Architecture Decision Rationale:
Chain Replication: Chosen over Paxos for the data plane to maximize throughput (all nodes use full bandwidth) and simplify the write path.
Extent-based Mapping: Reduces metadata size by 10,000x compared to per-block mapping.
S3 for Snapshots: Leverages cheap, durable object storage for cold data rather than keeping snapshots on expensive NVMe.

High Level Architecture

Sub-system Deep Dive

Service

Topology & Scaling:
Control Plane: Stateless microservices scaled horizontally.
Data Plane: Storage nodes grouped into "Cells" (e.g., 1000 nodes) to limit blast radius.
API Schema Design:
POST /volumes: Create volume (Size, IOPS, Zone).
POST /attachments: Attach volume to InstanceID.
POST /snapshots: Trigger async snapshot.
Protocol: gRPC for internal control plane communication; custom binary protocol for data plane I/O to minimize overhead.
Resilience & Reliability:
Leases: Storage nodes hold a lease from the Metadata Store.

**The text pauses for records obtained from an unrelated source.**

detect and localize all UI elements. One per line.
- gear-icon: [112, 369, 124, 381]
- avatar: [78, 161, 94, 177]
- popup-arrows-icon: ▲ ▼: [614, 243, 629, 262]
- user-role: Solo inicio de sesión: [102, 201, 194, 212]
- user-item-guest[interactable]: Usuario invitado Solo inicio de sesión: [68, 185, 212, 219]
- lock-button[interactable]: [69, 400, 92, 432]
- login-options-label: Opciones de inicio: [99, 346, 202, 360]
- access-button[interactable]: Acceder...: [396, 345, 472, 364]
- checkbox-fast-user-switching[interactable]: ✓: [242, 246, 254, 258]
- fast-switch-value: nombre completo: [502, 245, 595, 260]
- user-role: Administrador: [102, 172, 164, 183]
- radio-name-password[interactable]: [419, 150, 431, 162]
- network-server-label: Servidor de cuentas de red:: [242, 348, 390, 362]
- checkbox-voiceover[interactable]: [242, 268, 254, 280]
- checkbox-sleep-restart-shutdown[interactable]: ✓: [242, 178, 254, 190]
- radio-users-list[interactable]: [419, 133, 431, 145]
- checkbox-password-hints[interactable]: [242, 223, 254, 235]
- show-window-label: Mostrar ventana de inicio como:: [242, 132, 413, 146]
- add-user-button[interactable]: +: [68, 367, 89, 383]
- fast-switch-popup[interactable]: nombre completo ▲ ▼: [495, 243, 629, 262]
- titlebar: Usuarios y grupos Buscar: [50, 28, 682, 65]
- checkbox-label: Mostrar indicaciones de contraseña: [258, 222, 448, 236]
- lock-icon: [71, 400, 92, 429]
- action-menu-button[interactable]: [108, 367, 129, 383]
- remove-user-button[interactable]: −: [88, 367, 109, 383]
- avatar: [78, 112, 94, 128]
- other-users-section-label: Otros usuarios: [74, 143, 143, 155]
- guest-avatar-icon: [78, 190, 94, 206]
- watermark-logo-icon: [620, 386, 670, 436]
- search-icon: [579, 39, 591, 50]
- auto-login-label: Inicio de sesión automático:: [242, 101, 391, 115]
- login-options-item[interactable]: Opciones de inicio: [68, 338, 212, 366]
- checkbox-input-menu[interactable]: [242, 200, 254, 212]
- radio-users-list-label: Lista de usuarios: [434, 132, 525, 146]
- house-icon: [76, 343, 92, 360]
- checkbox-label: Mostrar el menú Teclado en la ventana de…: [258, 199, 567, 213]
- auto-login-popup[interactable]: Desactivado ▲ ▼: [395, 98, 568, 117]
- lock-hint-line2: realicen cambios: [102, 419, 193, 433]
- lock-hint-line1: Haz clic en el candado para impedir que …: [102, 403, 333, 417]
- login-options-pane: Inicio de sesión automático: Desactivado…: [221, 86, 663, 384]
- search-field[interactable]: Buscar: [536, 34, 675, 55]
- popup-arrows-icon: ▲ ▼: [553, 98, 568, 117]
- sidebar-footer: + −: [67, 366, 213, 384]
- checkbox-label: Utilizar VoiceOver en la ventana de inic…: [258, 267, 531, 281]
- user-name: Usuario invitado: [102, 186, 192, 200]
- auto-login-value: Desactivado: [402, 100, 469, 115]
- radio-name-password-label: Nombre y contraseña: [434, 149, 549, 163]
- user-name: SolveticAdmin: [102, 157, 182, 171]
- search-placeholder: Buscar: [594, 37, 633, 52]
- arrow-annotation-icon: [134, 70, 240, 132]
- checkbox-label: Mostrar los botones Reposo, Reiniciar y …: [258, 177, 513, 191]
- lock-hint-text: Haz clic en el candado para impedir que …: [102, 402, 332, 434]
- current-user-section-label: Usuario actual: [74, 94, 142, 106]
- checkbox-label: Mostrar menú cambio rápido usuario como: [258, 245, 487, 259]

If a heartbeat fails, the lease expires, and the Control Plane promotes a new Primary.
Circuit Breaker: The Client Driver will stop sending I/O to a suspected dead Primary and request a new mapping from the Control Plane.

Storage

Access Pattern: 70/30 Read/Write ratio (typical server workload); high burstiness.
Database Table Design (Metadata DB):
Volumes: VolumeID (PK), UserID, Size, State (Creating, Available, In-Use), CreatedAt.
Mappings: VolumeID, PartitionID, NodeList (Primary, Secondary, Tertiary), LeaseExpiry.
Technical Selection:
Metadata: Etcd (Strong consistency needed for lease management and mapping).
Data Nodes: Custom C++/Rust engine using SPDK (Storage Performance Development Kit) to interact with NVMe directly via Zero-copy.
Distribution Logic:
Volumes are split into Extents (e.g., 1GB).
Extents are distributed across nodes based on rack awareness (ensuring no two replicas share the same Top-of-Rack switch).

Cache

Purpose & Justification: Reduce latency for metadata lookups.
Key-Value Schema:
Client Side Cache: Maps VolumeID -> [NodeIP_Primary, NodeIP_Secondary...].
TTL: Short (e.g., 30s) or invalidated via push notification from Control Plane if a failure occurs.
Failure Handling: On cache miss or "Connection Refused" from a storage node, the driver bypasses the cache and hits the Control Plane.

Messaging

Purpose & Decoupling: Asynchronous execution of long-running tasks like volume formatting, zeroing, and snapshot uploading.
Event / Topic Schema:
Topic: storage-tasks.
Payload: {task_type: "SNAPSHOT", volume_id: "vol-123", destination: "s3://bucket/snap-1"}.
Technical Selection: SQS or RabbitMQ. High throughput isn't required here; reliability of task delivery is key.

Data Processing

Processing Model: Snapshot Worker (Background process).
Processing Logic: Reads blocks from the Storage Node, compresses them, and uploads them to S3.
Technical Selection: Custom Go/Rust microservice.
Correctness: Uses "Dirty Bitmaps" on the storage node to track which blocks changed since the last snapshot (Incremental Snapshots).
Wrap Up

Advanced Topics

Trade-offs (PACELC): In the face of a network partition, we choose Consistency (C) over Availability (A). A block storage system cannot allow "split-brain" (two VMs writing to the same block differently), as it would corrupt the filesystem.
Reliability & Failure Handling:
Primary Failure: Detected by heartbeat timeout. The Placement Engine marks the node "Down", elects the first Secondary as the new Primary, and updates the Metadata Store.
Data Scrubbing: Background process reads all blocks periodically, recalculates checksums, and compares them with replicas to fix "bit rot."
Bottleneck Analysis:
Hot Partitions: If one volume is extremely busy, it can saturate a node's 10Gbps/25Gbps NIC. Mitigation: Shard a single large volume across multiple Storage Node sets.
Security:
Isolation: Each VM's Client Driver only has credentials to access its specific VolumeIDs via HMAC-signed requests to Storage Nodes.